Triggers are recorded with their timing (before/ after/ instead of) and the events they respond to (insert/ update/ delete). Where possible, SchemaCrawler differentiates per-row versus per-statement triggers. Triggers are also tied back to the tables they act on, which helps with impact analysis — especially in systems that encode auditing or business logic in triggers rather than in application code.

Sequences are modeled as independent objects with their attributes (increment, min/ max, cache), and they’re linked to the columns they feed when the database conveys that relationship. This, alongside identity metadata on columns, gives a complete picture of key generation strategies in your schema.

Many real-world schemas rely on indirection, so SchemaCrawler supports synonyms and aliases. It resolves synonyms to their base objects when permissions allow, but it keeps both the synonym and its target visible so you understand the indirection layer without losing traceability. This is particularly useful when documenting shared schemas or legacy systems that route through synonyms.

Domain-specific type systems are also represented. Where the database supports user-defined types, domains, enums, or composite or row types, SchemaCrawler surfaces them and shows where they are used. This helps you see the semantic layer beyond raw SQL types and understand where constraints are centralized in reusable types rather than repeated on individual columns.
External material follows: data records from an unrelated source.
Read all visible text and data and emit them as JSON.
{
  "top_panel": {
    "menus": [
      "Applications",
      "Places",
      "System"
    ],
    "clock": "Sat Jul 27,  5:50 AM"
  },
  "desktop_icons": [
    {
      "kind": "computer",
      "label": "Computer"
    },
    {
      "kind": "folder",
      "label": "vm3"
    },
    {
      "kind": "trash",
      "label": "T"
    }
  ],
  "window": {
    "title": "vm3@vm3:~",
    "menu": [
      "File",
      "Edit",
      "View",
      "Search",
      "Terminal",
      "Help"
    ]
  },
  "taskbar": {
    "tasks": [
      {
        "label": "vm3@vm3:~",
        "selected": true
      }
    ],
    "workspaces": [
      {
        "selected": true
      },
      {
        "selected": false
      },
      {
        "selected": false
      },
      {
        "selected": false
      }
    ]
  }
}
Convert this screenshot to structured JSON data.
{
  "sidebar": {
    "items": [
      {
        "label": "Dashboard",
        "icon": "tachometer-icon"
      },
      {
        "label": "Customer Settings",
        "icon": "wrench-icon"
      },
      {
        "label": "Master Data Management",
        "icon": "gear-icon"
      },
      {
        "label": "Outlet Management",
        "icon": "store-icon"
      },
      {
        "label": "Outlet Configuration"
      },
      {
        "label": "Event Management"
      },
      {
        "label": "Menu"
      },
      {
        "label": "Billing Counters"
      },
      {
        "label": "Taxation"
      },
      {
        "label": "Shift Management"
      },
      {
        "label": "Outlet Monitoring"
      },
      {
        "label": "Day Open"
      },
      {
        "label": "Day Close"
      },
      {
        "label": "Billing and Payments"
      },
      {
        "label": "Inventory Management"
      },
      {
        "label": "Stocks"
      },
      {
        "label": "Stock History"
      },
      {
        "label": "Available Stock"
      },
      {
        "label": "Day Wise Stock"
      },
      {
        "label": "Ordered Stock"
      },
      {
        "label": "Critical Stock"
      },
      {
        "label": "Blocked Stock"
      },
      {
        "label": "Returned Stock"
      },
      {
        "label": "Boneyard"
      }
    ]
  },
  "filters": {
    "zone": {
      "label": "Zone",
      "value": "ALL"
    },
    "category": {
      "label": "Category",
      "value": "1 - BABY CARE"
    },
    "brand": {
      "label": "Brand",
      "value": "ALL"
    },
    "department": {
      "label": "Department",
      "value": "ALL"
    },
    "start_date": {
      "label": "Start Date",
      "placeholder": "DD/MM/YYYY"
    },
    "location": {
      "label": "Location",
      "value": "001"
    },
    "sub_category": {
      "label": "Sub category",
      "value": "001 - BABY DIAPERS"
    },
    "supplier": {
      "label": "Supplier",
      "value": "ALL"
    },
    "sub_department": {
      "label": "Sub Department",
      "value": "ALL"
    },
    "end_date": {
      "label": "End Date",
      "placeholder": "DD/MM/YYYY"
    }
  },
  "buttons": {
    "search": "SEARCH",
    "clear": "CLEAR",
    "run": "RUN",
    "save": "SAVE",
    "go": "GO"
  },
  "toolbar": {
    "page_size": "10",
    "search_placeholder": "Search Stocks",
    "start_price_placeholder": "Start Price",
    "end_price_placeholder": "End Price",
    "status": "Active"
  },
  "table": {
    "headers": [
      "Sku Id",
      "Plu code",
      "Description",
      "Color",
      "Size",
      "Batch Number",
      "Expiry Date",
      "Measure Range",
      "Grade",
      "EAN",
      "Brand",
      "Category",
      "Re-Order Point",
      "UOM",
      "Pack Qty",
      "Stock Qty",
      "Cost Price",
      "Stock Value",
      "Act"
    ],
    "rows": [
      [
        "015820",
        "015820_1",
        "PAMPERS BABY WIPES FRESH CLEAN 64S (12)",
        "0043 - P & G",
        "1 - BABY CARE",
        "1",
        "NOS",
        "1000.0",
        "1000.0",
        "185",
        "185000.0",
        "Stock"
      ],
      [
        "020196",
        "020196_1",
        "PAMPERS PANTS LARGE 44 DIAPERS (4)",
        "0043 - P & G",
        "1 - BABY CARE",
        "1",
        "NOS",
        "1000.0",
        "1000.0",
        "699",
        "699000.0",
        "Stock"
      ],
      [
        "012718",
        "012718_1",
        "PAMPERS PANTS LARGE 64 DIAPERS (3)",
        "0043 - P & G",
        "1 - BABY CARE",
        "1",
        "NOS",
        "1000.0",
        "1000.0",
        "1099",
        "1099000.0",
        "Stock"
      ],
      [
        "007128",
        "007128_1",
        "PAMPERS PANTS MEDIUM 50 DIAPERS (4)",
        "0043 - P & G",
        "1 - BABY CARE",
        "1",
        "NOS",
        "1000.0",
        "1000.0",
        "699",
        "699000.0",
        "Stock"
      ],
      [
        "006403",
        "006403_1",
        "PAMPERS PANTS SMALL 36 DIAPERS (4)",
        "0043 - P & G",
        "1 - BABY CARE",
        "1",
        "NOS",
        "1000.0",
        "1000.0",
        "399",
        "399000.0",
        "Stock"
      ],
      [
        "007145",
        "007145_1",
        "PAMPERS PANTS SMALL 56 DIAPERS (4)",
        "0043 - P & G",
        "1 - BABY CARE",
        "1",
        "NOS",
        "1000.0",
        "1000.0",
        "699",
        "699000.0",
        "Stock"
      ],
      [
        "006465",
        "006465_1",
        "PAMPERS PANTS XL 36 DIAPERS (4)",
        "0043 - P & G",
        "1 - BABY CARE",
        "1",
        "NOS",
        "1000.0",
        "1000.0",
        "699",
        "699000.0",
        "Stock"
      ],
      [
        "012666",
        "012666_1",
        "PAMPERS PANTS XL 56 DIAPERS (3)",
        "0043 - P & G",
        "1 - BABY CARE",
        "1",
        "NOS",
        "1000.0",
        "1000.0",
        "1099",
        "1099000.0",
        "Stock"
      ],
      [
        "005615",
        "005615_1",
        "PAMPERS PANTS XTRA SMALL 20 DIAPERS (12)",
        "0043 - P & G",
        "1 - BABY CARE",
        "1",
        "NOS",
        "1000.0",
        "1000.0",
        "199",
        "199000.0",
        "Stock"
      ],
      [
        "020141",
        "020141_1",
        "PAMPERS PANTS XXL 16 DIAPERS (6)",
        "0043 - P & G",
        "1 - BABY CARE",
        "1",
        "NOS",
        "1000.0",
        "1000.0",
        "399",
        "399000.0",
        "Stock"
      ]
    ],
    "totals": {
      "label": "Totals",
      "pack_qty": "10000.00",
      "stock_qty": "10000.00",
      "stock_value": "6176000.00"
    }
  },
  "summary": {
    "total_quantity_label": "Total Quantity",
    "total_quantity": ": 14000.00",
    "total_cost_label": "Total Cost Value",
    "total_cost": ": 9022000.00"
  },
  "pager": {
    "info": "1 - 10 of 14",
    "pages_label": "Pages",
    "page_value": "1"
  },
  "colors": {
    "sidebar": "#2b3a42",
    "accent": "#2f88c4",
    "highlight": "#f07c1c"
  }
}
Security and documentation metadata are included out of the box. Object-level and column-level privileges and grants are read from the catalogs, along with ownership. Comments and descriptions are pulled in wherever the platform stores them — either via standard comment fields or engine-specific extended properties — so your generated docs can reflect the human-authored knowledge that usually lives in the database.

Two more pieces round out the picture: text and storage. Collation and character set details appear where the engine exposes them, which matters for sorting, comparisons, and cross-locale applications. Storage-related attributes such as tablespaces or similar placement hints are modeled so you can see enough to reason about where data lives and how it’s grouped, when the database provides that information.

Finally, SchemaCrawler doesn’t stop at “hard” relationships. It will infer weak associations between tables when conventional foreign keys are missing — typically by applying naming conventions like matching “foo_id” to table “foo”. These inferred links are clearly marked as such so you can distinguish between enforced constraints and best-guess relationships, which is invaluable when documenting or modernizing legacy schemas that grew without strict referential integrity.

All of this is controllable. Information levels let you decide how deep to go — basic objects only for a quick overview, or the full graph including triggers, routines, synonyms, and sequences when you need comprehensive docs and impact analysis. Inclusion and exclusion rules help you focus on the schemas and object types that matter to you. And, as with any metadata tooling, the fidelity depends on database version, JDBC driver, and the privileges of the user running SchemaCrawler; the more the database exposes, the more SchemaCrawler faithfully reflects.